Two sides of small-biz goals

Is the government meeting its small-business goals? The answer depends on whom you ask, where their data comes from and how they analyze it. Political considerations further cloud the issue.

The Democrats on the House Small Business Committee issued a report in October stating that the federal government overall awarded 22.44 percent of prime-contracting dollars to small businesses in fiscal 2004, just missing the governmentwide goal of 23 percent. The goal was raised from 20 percent to 23 percent in fiscal 1997, and the government has missed that target since fiscal 1999, according to the report.

The committee's Democrats, scoring agencies individually, gave the government overall a grade of D for small-business contracting, identifying the departments of Homeland Security, Interior, Transportation, Agriculture and Veterans Affairs as the best performers. They scored Bs or B-minuses.

Contract dollars going to small businesses declined by 31 percent from fiscal 2003 to fiscal 2004, according to the report.

But market research firm Input painted a rosier picture when it evaluated 15 Cabinet-level agencies for a report released in September. Ten of the 15 met or exceeded the small-business goals set for them by the Small Business Administration, the report states.
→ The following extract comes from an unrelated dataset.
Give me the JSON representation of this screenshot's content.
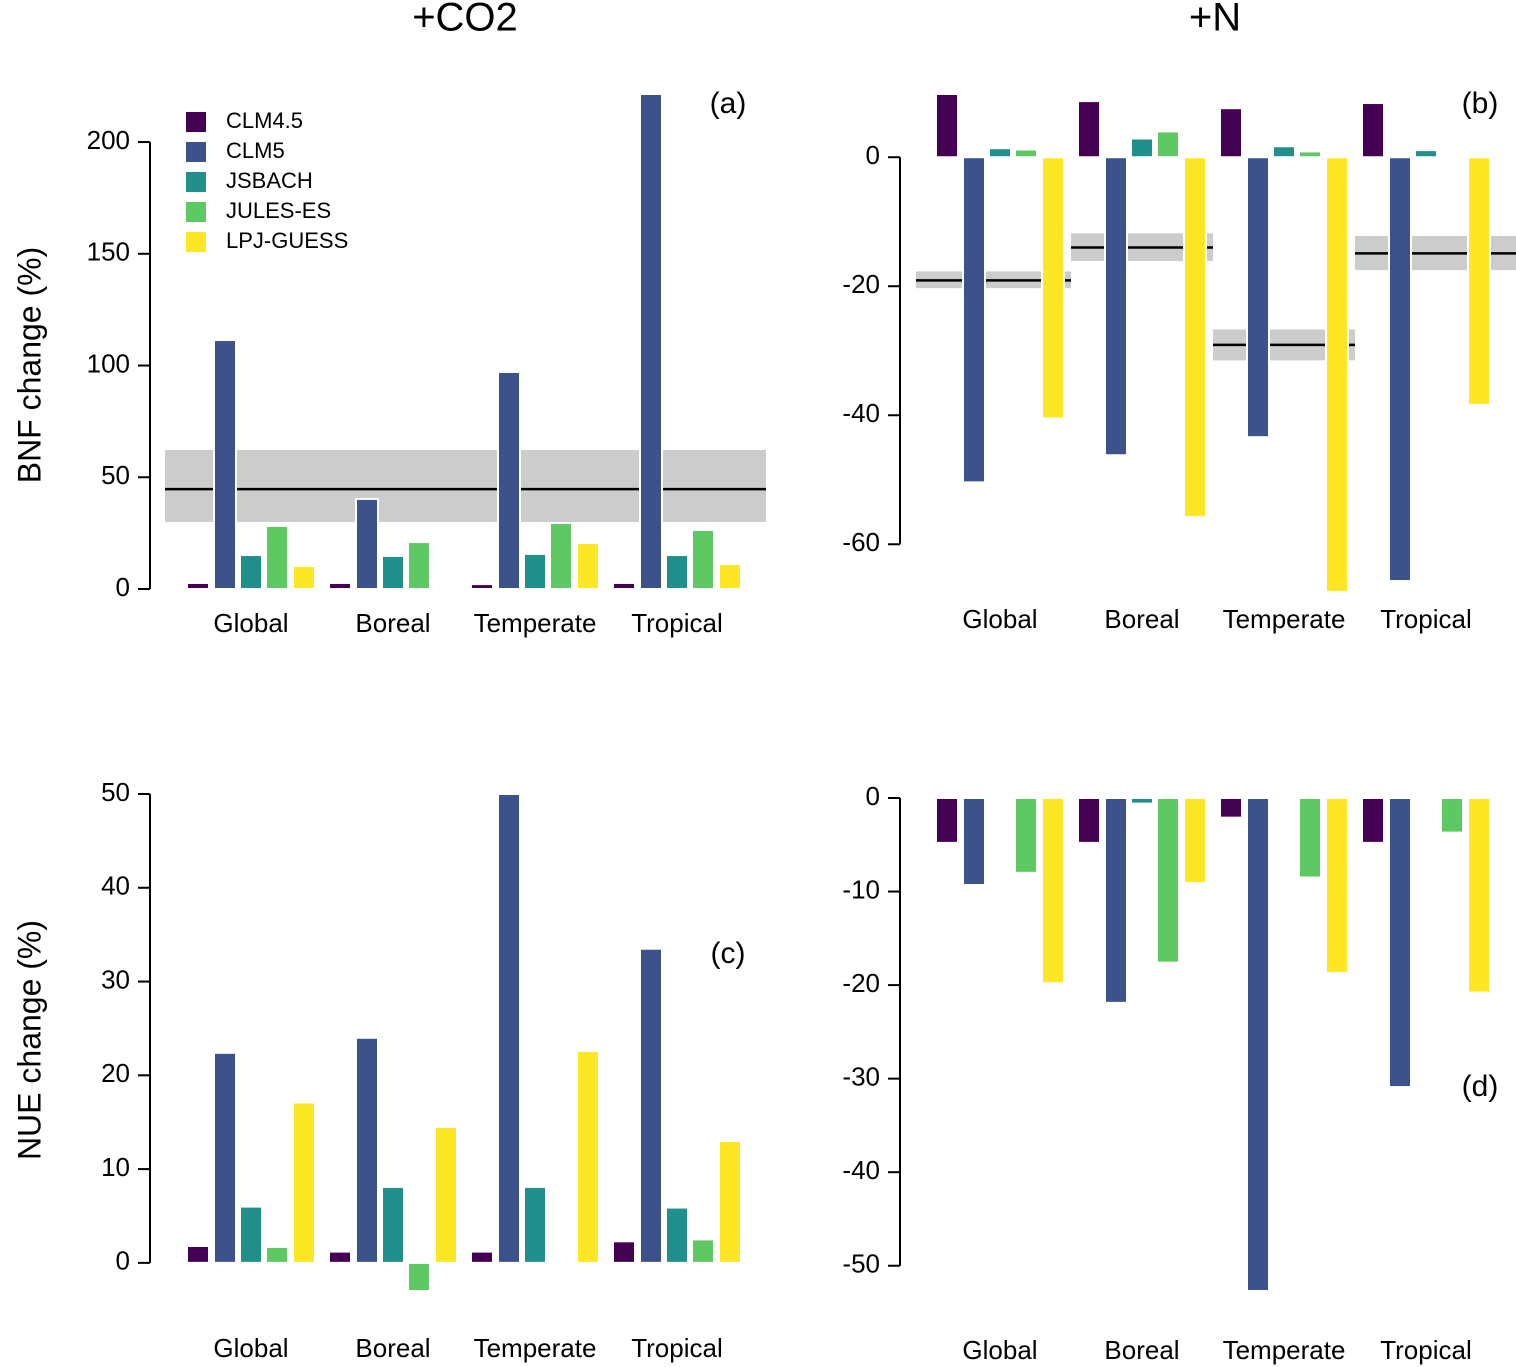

There are several factors that can affect the outcome of such an analysis, said a General Services Administration official, who spoke on condition of anonymity. Some agencies don't enter all of their procurement information into the Federal Procurement Data System (FPDS), the official said, and some contracts, such as those awarded for performance outside the United States, are generally not counted as contracts for which small businesses could compete.
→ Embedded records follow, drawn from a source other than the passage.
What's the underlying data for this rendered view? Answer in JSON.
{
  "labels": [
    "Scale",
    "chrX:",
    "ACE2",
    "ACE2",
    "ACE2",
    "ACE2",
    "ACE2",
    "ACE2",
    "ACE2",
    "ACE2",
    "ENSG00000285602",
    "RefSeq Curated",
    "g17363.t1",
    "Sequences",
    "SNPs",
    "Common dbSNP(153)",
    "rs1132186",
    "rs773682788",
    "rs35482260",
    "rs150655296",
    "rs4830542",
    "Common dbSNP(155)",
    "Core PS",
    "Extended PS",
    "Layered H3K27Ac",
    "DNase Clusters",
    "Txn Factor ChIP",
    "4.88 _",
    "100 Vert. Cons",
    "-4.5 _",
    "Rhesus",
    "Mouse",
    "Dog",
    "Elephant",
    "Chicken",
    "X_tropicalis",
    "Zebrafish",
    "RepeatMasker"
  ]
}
Furthermore, the Small Business Committee's Democrats studied 22 agencies, while Input sampled 15. The Democrats' report included information from agencies to supplement FPDS data. The Democrats also adjusted the numbers to account for the difference between agencies' additional information and FPDS data and to account for the possibility that some small-business figures might have been overstated.

Jennifer Geurin, the Input senior analyst who wrote the firm's report, acknowledged the disputes over small-business data.

"We know there are some holes in it," she said. "We just went by what SBA reported in their goaling reports." Even if the data is not wholly accurate, she added, it indicates an overall positive trend.